Mice treated with amoxicillin or clindamycin had lower numbers of beneficial bacteria and a lower diversity of intestinal bacteria. In contrast, the intestines of lolamicin-treated mice looked largely the same.
“It was exciting to see that lolamicin didn't actually cause changes in the microbiome, while the other clinically used antibiotics did,” Munoz said.
A disrupted microbiome can have immediate consequences for people struggling with infections. When beneficial microbes are decimated, dangerous insects have fewer competitors and secondary infections can take hold.

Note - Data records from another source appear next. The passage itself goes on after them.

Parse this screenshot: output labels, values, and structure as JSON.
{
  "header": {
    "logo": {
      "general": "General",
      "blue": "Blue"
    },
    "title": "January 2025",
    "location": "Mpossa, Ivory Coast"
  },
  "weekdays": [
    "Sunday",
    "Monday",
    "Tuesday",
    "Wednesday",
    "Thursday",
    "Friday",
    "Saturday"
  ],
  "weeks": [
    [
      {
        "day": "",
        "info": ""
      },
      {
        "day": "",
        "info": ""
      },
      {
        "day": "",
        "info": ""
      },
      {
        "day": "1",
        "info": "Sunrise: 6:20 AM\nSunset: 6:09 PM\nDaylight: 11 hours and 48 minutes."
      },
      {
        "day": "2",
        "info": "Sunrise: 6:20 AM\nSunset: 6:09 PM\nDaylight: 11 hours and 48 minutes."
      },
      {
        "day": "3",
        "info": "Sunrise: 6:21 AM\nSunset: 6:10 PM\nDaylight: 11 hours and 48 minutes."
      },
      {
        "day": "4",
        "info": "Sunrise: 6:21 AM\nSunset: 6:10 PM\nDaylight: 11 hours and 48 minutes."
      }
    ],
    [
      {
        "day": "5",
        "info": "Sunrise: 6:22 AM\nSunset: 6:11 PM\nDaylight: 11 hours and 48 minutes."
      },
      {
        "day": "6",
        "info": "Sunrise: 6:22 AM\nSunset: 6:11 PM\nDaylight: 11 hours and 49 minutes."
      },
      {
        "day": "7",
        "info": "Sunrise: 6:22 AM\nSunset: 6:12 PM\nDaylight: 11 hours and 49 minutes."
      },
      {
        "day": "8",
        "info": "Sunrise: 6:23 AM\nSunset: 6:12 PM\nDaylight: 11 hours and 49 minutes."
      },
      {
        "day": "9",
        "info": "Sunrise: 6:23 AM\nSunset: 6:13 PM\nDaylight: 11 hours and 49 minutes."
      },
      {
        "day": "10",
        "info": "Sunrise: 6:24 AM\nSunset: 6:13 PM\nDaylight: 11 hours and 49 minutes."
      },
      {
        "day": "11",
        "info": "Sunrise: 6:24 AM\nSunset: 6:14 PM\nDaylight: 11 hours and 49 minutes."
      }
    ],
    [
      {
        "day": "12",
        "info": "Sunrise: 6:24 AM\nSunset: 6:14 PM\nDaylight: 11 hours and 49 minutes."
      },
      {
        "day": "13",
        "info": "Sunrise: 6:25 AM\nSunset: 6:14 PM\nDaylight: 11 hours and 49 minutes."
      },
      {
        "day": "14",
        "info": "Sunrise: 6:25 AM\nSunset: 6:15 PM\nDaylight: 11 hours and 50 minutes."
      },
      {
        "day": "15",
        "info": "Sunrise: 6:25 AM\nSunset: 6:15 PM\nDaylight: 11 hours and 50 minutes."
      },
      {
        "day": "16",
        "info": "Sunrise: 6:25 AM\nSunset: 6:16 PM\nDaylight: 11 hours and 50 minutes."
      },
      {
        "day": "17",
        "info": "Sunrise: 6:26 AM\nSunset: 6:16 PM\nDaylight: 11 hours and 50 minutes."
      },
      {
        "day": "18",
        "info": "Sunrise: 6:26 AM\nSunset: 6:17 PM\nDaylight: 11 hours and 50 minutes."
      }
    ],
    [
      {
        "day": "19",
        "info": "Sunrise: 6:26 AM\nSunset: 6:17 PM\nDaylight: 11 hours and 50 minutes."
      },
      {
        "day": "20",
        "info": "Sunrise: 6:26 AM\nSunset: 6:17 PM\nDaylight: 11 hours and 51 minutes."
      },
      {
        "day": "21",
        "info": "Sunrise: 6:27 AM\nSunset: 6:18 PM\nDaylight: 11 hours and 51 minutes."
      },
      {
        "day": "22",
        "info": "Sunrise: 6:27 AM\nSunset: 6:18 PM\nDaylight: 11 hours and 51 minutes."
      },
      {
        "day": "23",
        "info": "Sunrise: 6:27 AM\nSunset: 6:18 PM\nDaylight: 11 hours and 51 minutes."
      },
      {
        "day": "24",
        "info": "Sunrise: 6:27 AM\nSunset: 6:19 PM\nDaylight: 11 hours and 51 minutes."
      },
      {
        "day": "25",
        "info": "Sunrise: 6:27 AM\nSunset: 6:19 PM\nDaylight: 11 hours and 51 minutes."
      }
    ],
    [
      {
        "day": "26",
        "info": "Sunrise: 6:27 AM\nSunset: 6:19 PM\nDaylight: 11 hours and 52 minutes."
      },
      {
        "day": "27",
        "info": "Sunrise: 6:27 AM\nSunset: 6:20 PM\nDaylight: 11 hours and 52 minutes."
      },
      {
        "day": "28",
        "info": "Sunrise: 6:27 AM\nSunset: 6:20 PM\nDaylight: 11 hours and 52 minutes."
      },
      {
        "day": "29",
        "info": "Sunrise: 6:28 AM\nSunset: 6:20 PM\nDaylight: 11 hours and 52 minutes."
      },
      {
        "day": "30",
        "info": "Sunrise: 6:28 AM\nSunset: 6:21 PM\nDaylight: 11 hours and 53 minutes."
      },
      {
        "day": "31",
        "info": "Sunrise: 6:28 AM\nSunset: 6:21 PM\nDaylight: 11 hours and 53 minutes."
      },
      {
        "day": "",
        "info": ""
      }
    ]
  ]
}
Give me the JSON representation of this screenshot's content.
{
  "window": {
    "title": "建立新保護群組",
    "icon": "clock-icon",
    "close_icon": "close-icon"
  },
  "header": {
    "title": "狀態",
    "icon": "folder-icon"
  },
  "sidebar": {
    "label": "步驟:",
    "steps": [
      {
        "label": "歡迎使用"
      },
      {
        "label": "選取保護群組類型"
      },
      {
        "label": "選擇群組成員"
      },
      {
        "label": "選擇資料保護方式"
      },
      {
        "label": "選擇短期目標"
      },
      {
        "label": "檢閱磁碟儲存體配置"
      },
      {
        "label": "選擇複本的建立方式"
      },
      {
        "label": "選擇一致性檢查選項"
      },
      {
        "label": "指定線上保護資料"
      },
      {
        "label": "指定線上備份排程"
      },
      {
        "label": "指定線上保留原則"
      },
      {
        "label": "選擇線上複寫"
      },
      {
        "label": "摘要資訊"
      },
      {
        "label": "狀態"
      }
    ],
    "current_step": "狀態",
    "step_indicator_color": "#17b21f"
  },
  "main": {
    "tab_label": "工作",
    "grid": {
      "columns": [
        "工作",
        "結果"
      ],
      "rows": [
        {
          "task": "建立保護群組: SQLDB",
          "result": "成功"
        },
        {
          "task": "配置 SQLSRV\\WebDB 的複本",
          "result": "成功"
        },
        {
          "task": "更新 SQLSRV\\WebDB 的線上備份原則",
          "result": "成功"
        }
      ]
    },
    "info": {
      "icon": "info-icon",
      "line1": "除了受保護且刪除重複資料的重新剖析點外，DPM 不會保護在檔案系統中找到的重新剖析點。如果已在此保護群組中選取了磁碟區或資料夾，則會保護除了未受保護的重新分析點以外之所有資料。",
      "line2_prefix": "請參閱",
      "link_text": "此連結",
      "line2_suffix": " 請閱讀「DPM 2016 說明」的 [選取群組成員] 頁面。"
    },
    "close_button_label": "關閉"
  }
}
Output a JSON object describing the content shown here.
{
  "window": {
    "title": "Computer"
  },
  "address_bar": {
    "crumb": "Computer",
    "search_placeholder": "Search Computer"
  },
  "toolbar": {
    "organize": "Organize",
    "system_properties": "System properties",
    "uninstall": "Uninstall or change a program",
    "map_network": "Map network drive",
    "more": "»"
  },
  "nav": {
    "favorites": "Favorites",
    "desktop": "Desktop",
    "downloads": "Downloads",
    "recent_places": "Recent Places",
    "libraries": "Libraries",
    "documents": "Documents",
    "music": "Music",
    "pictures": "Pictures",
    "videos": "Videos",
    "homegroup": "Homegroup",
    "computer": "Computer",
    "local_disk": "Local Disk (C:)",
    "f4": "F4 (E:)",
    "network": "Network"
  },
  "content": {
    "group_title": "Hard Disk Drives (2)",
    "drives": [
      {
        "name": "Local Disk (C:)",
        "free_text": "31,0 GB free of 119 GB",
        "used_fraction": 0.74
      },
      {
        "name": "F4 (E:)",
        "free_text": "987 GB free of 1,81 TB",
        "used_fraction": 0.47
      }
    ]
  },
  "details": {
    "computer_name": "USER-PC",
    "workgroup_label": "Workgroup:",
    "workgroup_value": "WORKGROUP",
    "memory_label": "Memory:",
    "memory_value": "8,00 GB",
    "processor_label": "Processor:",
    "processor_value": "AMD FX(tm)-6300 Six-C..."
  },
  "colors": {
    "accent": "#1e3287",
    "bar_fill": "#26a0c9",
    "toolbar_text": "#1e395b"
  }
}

Clostridium difficile is a notorious opportunistic pathogen, so the researchers did an experiment in which they exposed mice treated with lolamicin, amoxicillin or clindamycin to C. difficult. The mice that took standard antibiotics soon became swarming with them C. difficult. The lolamicin mice showed little to no infection.
The lab hopes to one day take lolamicin or a version of it into clinical trials, Hergenrother said. (Munoz received his PhD last year and now works as a scientific analyst in Los Angeles.) Still, these are still early years for the drug. While the concept of a distinctive antibiotic is a welcome development, it must remove significant barriers before it can make a difference for patients.
“Distinguishing between a 'bad bug' without quotes and a 'good bug' without quotes is not always as easy as it seems,” says Dr. Sean Spencer, a gastroenterologist and physician-scientist at Stanford University who was not involved in the study. .
Some beneficial insects in the gut bear a striking genetic similarity to harmful pathogens, he said. Others are benign in some contexts and dangerous in others: “In a seriously ill individual, a good bug can do bad things.”
Years can pass between a new antibiotic's proof of concept and its introduction to the market, and the vast majority never make it to the end of that pipeline. It's also not clear how easily or how quickly bacteria will develop resistance, which may be the biggest obstacle facing lolamicin or any new antibiotic.
“One of the biggest problems is that bacteria are so smart. You can target one particular protein system or protein target in bacteria, but they will quickly find a resistance mechanism,” says Munoz. “They just have so many inherent mechanisms to overcome antibiotics.”